Lei de suicídio fiscal
Em 2019, a dívida somava quase 23 trilhões de dólares; cinco anos depois, já eram 36 trilhões e agora temos também a nova lei de suicídio fiscal. O déficit orçamentário em 2024 foi de 1,8 trilhão, o que corresponde a 6,4% do Produto Interno Bruto (PIB); com o projeto de lei de Trump, espera-se que o déficit orçamentário aumente para pelo menos 9% do PIB.
Devido a essa evolução, o departamento de pesquisa do KfW (Kreditanstalt für Wiederaufbau) estima que a dívida pública dos EUA poderá aumentar dos atuais 120% do PIB para 170% nos próximos dez anos. Esse número é alto, mas, por si só, não seria necessariamente um fator de crise.

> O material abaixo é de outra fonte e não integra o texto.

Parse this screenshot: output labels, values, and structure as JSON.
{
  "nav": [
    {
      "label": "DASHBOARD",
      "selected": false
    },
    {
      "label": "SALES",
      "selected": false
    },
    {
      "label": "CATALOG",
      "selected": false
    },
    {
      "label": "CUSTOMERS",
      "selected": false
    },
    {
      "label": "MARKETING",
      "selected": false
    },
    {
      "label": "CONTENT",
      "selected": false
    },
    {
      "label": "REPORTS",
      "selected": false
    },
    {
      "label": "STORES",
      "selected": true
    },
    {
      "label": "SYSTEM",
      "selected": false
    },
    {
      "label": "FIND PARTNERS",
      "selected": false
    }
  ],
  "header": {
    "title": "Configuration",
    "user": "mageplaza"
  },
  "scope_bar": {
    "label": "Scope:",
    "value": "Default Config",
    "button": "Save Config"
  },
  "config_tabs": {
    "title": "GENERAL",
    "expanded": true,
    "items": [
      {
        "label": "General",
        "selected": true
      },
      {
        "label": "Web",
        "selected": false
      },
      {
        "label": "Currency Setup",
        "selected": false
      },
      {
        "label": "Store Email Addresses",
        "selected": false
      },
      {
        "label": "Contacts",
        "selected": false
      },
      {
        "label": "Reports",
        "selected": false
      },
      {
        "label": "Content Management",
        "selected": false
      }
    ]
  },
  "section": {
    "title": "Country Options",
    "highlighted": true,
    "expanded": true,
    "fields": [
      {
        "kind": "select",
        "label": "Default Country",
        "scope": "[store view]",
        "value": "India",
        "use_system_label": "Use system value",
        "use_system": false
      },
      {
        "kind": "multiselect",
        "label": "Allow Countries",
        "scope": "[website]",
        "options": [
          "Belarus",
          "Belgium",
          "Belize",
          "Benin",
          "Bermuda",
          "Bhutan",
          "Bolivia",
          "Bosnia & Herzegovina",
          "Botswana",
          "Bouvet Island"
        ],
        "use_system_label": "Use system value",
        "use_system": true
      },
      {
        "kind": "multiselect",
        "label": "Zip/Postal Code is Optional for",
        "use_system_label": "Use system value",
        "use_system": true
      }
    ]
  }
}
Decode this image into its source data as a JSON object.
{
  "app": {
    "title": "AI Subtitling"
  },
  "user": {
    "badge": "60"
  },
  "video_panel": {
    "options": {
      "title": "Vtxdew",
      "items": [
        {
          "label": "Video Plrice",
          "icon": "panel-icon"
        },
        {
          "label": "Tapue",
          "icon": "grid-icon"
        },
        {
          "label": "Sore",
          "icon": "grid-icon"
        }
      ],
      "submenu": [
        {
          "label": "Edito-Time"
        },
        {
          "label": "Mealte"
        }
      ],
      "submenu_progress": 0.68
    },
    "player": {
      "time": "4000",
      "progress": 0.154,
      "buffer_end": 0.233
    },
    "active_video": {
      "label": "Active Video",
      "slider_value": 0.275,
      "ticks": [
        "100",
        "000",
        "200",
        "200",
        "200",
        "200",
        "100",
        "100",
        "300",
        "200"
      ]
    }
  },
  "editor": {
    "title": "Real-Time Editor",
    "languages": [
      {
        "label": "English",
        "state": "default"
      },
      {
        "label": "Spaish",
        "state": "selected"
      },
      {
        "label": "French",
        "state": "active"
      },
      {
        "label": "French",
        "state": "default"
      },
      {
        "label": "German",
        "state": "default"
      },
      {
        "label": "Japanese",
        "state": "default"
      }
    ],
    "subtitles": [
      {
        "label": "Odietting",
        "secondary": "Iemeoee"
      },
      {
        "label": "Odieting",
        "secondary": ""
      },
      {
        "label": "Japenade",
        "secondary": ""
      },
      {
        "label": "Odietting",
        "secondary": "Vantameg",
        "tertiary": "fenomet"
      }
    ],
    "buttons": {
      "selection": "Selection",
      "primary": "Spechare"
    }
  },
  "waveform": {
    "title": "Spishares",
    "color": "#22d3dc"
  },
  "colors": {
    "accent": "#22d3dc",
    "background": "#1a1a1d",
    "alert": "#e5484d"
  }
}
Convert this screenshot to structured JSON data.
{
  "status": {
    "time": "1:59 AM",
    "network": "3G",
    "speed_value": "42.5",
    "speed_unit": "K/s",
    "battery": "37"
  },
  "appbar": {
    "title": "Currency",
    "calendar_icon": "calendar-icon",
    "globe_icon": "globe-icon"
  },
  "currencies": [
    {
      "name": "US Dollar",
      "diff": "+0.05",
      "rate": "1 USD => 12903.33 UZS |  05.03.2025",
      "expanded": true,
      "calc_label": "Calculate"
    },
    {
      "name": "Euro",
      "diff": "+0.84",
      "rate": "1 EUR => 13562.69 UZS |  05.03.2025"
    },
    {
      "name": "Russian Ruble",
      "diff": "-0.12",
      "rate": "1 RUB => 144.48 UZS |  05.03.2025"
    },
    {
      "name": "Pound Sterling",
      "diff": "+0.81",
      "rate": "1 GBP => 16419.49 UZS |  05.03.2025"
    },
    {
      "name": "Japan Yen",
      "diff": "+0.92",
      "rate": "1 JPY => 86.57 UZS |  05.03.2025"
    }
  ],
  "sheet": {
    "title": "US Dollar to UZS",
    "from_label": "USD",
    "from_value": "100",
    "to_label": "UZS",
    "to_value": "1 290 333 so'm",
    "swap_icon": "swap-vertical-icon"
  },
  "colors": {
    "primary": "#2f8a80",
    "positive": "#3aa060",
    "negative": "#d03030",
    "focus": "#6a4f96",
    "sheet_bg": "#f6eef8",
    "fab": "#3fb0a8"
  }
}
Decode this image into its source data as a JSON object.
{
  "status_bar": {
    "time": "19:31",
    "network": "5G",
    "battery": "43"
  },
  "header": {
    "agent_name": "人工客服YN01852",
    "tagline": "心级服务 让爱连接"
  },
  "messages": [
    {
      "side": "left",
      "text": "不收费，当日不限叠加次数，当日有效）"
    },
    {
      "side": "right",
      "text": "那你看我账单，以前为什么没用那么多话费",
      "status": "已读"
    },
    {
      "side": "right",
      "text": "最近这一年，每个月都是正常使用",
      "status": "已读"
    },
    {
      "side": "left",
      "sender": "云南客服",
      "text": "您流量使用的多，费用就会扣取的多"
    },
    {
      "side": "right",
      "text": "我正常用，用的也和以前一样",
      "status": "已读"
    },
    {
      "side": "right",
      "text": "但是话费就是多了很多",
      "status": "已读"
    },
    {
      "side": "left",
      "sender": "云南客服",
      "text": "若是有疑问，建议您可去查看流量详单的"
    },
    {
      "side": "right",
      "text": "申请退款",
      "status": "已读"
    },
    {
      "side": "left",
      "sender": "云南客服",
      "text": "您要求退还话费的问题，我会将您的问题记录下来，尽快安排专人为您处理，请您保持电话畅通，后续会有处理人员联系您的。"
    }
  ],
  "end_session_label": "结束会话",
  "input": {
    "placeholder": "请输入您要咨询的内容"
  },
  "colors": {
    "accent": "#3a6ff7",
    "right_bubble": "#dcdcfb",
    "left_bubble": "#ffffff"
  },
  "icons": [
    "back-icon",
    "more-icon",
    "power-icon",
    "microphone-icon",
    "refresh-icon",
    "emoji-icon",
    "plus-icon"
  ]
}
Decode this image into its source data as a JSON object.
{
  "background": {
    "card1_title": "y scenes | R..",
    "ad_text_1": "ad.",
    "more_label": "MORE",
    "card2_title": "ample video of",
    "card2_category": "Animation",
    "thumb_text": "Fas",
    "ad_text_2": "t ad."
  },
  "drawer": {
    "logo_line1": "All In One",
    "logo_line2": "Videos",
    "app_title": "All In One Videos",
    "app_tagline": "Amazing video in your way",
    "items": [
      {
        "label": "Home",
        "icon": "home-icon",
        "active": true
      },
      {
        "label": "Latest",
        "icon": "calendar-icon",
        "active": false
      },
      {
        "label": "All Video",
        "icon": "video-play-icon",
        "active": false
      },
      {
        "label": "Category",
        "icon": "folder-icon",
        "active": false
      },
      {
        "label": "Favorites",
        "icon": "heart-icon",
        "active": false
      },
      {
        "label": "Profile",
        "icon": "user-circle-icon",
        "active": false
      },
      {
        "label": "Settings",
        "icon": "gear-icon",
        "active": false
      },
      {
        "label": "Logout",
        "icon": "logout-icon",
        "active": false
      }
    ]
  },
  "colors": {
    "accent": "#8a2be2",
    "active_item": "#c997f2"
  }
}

O Japão, por exemplo, tem uma dívida pública mais elevada, de 235% do PIB.
O que torna a situação ameaçadora e, na opinião do jornal suíço Handelszeitung, torna possível um “desastre total da dívida” é a dependência de credores estrangeiros. Por muitas décadas, os títulos do governo dos EUA foram considerados um porto seguro em tempos de crise, mas agora os investidores financeiros os tratam cada vez mais como um investimento de risco. Só há compradores com juros mais altos. Atualmente, os EUA precisam pagar 4,3% de juros para emitir títulos públicos de dez anos, enquanto os gregos pagam 3,4% e os alemães, 2,7%. Os pagamentos de juros são agora o maior item do orçamento dos EUA, com US$ 1,1 trilhão.
Enquanto na Alemanha o serviço da dívida representa 2% do orçamento federal, nos EUA ele está atualmente entre 13% e 14%. E a situação deve se agravar: somente neste ano, mais de sete trilhões de dólares em títulos públicos, que ainda eram vendidos a juros baixos, vencerão e deverão ser substituídos por novos, muito mais caros.
A dependência dos Estados Unidos em relação ao capital estrangeiro é o calcanhar de Aquiles da economia norte-americana. Nela reside o principal perigo para o sistema de Trump. Com sua política econômica errática, o governo dos EUA está a caminho de destruir a atratividade do país como destino de investimentos e cortar o acesso do Estado e da economia ao influxo de novos capitais. O governo Trump pode até usar a Guarda nacional para reprimir protestos sociais, mas nenhuma repressão pode deter a figa de capital privado.